Я понимал, что я уже давно не мальчик. Но я все ещё ощущал себя ребенком, хотя и уже начал чувствовать что-то мужское в себе. Я больше не хотел, чтобы со мной обращались как с ребенком. Я не хотел жить в созданном родителями мире, но собственного мира я еще не создал. Странным образом дружба с Данте заставляла меня чувствовать себя еще более одиноким.
Может это потому, что Данте вхож в любую компанию, а я чувствую себя везде не к месту. Мне даже не принадлежит моё собственное тело. Я превращаюсь сам не знаю в кого. Перемены болезненны, и я не знаю почему. Все мои переживания и эмоции не имеют никакого смысла.
Когда я был помладше, я решил вести дневник. Я даже что-то записывал в маленькую специально для этого купленную кожаную книжечку. Но я никогда не отличался дисциплинированностью и, поэтому записи в дневник велись урывками.
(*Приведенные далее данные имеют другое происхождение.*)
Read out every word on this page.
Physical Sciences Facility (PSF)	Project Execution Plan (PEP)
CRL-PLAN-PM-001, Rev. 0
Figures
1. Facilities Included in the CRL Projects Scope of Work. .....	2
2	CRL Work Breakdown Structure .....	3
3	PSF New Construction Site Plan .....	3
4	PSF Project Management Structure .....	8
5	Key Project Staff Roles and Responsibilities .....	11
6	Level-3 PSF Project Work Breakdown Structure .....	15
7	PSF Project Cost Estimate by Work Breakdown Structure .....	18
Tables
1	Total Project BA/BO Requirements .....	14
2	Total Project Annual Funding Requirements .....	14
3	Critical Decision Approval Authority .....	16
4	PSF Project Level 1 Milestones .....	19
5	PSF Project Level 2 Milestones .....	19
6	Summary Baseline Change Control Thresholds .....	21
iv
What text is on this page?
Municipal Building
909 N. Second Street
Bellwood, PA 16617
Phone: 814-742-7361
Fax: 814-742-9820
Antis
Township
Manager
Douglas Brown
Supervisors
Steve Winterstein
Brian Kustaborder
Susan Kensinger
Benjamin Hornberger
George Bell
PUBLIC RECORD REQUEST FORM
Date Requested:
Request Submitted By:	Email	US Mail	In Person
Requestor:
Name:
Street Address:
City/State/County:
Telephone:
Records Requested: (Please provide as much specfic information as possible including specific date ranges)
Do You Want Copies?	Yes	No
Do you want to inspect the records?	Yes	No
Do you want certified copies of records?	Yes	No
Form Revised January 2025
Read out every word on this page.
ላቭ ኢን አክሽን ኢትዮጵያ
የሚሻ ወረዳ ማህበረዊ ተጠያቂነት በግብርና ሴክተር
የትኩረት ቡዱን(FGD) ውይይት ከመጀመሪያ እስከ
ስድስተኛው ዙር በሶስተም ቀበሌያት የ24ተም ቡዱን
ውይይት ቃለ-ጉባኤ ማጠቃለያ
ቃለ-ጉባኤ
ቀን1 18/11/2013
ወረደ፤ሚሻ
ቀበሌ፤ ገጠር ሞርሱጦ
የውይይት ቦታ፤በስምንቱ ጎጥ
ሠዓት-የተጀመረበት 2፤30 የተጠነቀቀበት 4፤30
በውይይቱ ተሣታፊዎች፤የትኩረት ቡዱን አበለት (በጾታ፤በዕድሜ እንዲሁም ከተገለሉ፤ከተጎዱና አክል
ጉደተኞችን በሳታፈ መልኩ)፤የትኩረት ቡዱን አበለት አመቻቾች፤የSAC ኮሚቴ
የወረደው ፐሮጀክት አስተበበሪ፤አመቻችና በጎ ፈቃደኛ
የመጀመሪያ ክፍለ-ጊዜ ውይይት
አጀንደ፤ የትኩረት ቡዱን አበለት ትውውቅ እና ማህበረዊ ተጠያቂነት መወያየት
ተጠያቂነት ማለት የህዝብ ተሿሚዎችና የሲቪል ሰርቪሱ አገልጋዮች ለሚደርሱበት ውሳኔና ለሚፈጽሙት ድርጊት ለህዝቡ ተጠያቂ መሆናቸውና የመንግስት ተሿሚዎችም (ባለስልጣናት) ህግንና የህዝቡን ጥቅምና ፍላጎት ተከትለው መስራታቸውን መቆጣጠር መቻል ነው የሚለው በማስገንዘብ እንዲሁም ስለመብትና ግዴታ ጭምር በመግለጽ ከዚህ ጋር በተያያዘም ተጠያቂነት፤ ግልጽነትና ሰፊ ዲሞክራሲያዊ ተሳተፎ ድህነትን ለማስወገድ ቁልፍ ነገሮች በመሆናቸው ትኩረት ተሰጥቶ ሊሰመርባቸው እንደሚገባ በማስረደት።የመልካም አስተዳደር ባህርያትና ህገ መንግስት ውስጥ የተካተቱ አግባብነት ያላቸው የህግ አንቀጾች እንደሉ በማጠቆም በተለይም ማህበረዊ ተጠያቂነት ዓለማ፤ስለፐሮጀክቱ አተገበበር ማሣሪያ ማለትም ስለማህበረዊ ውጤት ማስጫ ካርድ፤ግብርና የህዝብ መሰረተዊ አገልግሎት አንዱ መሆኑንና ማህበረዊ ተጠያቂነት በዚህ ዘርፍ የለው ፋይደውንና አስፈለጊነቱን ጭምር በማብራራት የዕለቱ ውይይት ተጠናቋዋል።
Когда я был в шестом классе, родители подарили мне на день рождения бейсбольную перчатку и печатную машинку. Тогда я состоял в бейсбольной команде, и перчатка была кстати. Но вот зачем печатная машинка? Как им в голову пришла мысль, что мне нужна печатная машинка? Я притворился, что всем доволен. Но у меня это не очень хорошо получилось. Плохой из меня притворщик.
Самое забавное то, что я научился печатать на машинке. В конце концов, какой никакой, а навык. С бейсболом наоборот ничего не получилось. Играл я хорошо, но без особого желания. Я делал это только для отца.
Я не знаю, почему я обо всем этом думал в тот момент. Возможно, потому что эти мысли всегда были со мной. Наверное, у меня в голове транслируется моё собственное телевидение, и я могу контролировать все, что хочу «смотреть» и переключать каналы в любое время.
Я подумал позвонить Данте. Но поразмыслив, решил, что у меня совсем нет желания с кем-нибудь говорить. Мне нравилось быть погруженным в собственные мысли.
Я вспомнил о моих старших сестрах и о том, насколько близки они между собой и как далеки они от меня. Я понимал, что это все из-за возраста. В этом все дело. Они всегда говорили, что я родился «немного поздно». Однажды я услышал их разговор на кухне, в котором речь шла обо мне, и они употребили именно это выражение, «поздно родился». Я решил поговорить с сестрами. Я посмотрел на Сесилию, и сказал: «Это вы родились слишком рано». Я улыбнулся ей, и покачал головой. «Разве это не печально? Это чертовски печально». На что моя другая сестра Сильвия, прочитала мне целую лекцию: «Я терпеть не могу это слово. Не употребляй его. Это неуважительно».